Note: In contrast to non-generic method entrypoints, this section is image-wide for composite R2R images. It represents all generics needed by all assemblies within the composite executable. As mentioned elsewhere in this document, CoreCLR runtime requires changes to properly look up methods stored in this section in the composite R2R case.

Note: Generic methods and non-generic methods on generic types are encoded into this table and the runtime is expected to lookup into this table in potentially multiple modules. First the runtime is expected to lookup into this table for the module which defines the method, then it is expected to use the "alternate" generics location which is defined as the module which is NOT the defining module which is the defining module of one of the generic arguments to the method. This alternate lookup is not currently a deeply nested algorithm. If that lookup fails, then lookup will proceed to every module which specified READYTORUN_FLAG_UNRELATED_R2R_CODE as a flag.

ReadyToRunSectionType.InliningInfo (v2.1+)

TODO: document inlining info encoding

ReadyToRunSectionType.ProfileDataInfo (v2.2+)

TODO: document profile data encoding

ReadyToRunSectionType.ManifestMetadata (v2.3+ with changes for v6.3+)

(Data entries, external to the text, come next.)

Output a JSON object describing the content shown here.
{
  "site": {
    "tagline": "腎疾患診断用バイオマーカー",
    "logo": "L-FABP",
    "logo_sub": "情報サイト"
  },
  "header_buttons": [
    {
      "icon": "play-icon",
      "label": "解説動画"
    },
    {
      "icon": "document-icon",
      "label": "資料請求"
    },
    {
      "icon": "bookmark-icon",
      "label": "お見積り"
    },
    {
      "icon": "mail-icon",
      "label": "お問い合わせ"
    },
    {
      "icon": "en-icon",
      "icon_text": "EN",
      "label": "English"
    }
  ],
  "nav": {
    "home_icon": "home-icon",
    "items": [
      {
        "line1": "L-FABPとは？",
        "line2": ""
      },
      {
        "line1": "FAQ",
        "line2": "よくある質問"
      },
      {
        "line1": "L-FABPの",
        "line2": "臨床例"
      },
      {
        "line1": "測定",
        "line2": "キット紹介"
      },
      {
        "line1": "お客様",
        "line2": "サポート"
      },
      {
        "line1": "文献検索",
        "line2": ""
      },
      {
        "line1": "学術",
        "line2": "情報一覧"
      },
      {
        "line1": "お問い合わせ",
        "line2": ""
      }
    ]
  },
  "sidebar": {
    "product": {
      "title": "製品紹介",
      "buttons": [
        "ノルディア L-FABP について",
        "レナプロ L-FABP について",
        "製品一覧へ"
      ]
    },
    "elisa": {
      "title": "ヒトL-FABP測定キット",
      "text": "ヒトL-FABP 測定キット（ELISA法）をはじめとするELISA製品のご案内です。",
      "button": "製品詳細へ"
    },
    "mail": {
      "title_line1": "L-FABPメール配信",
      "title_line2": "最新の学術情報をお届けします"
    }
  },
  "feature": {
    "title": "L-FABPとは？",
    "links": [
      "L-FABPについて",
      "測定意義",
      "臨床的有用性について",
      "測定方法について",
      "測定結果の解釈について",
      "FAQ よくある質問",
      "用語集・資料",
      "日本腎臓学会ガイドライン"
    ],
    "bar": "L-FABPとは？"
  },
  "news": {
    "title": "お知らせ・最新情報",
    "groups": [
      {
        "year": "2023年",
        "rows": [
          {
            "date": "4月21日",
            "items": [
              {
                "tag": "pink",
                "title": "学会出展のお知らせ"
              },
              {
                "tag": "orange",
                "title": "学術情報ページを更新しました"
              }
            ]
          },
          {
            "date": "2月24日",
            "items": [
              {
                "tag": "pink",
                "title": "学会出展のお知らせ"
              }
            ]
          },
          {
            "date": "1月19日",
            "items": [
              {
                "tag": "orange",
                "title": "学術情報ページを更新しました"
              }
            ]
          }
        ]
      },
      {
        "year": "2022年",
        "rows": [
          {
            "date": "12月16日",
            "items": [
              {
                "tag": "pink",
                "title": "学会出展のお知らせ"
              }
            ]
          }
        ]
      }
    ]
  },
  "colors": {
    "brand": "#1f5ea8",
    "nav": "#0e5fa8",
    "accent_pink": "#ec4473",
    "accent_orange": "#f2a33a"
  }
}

Manifest metadata is an [ECMA-335] metadata blob containing extra reference assemblies within the version bubble introduced by inlining on top of assembly references stored in the input MSIL. As of R2R version 3.1, the metadata is only used for the AssemblyRef table. This is used to translate module override indices in signatures to the actual reference modules (using either the READYTORUN_FIXUP_ModuleOverride bit flag on the signature fixup byte or the ELEMENT_TYPE_MODULE_ZAPSIG COR element type).

Note: It doesn't make sense to use references to assemblies external to the version bubble in the manifest metadata via the READYTORUN_FIXUP_ModuleOverride or ELEMENT_TYPE_MODULE_ZAPSIG concept as there's no guarantee that their metadata token values remain constant; thus we cannot encode signatures relative to them. However, as of R2R version 6.3, the native manifest metadata may contain tokens to be further resolved to actual implementation assemblies.

The module override index translation algorithm is as follows (ILAR = the number of AssemblyRef rows in the input MSIL):

For R2R version 6.2 and below

Module override index (i) Reference assembly
i = 0 Global context - assembly containing the signature
1 <= i <= ILAR i is the index into the MSIL AssemblyRef table
i > ILAR i - ILAR - 1 is the zero-based index into the AssemblyRef table in the manifest metadata

Note: This means that the entry corresponding to i = ILAR + 1 is actually undefined as it corresponds to the NULL entry (ROWID #0) in the manifest metadata AssemblyRef table. The first meaningful index into the manifest metadata, i = ILAR + 2, corresponding to ROWID #1, is historically filled in by Crossgen with the input assembly info but this shouldn't be depended upon, in fact the input assembly is useless in the manifest metadata as the module override to it can be encoded by using the special index 0.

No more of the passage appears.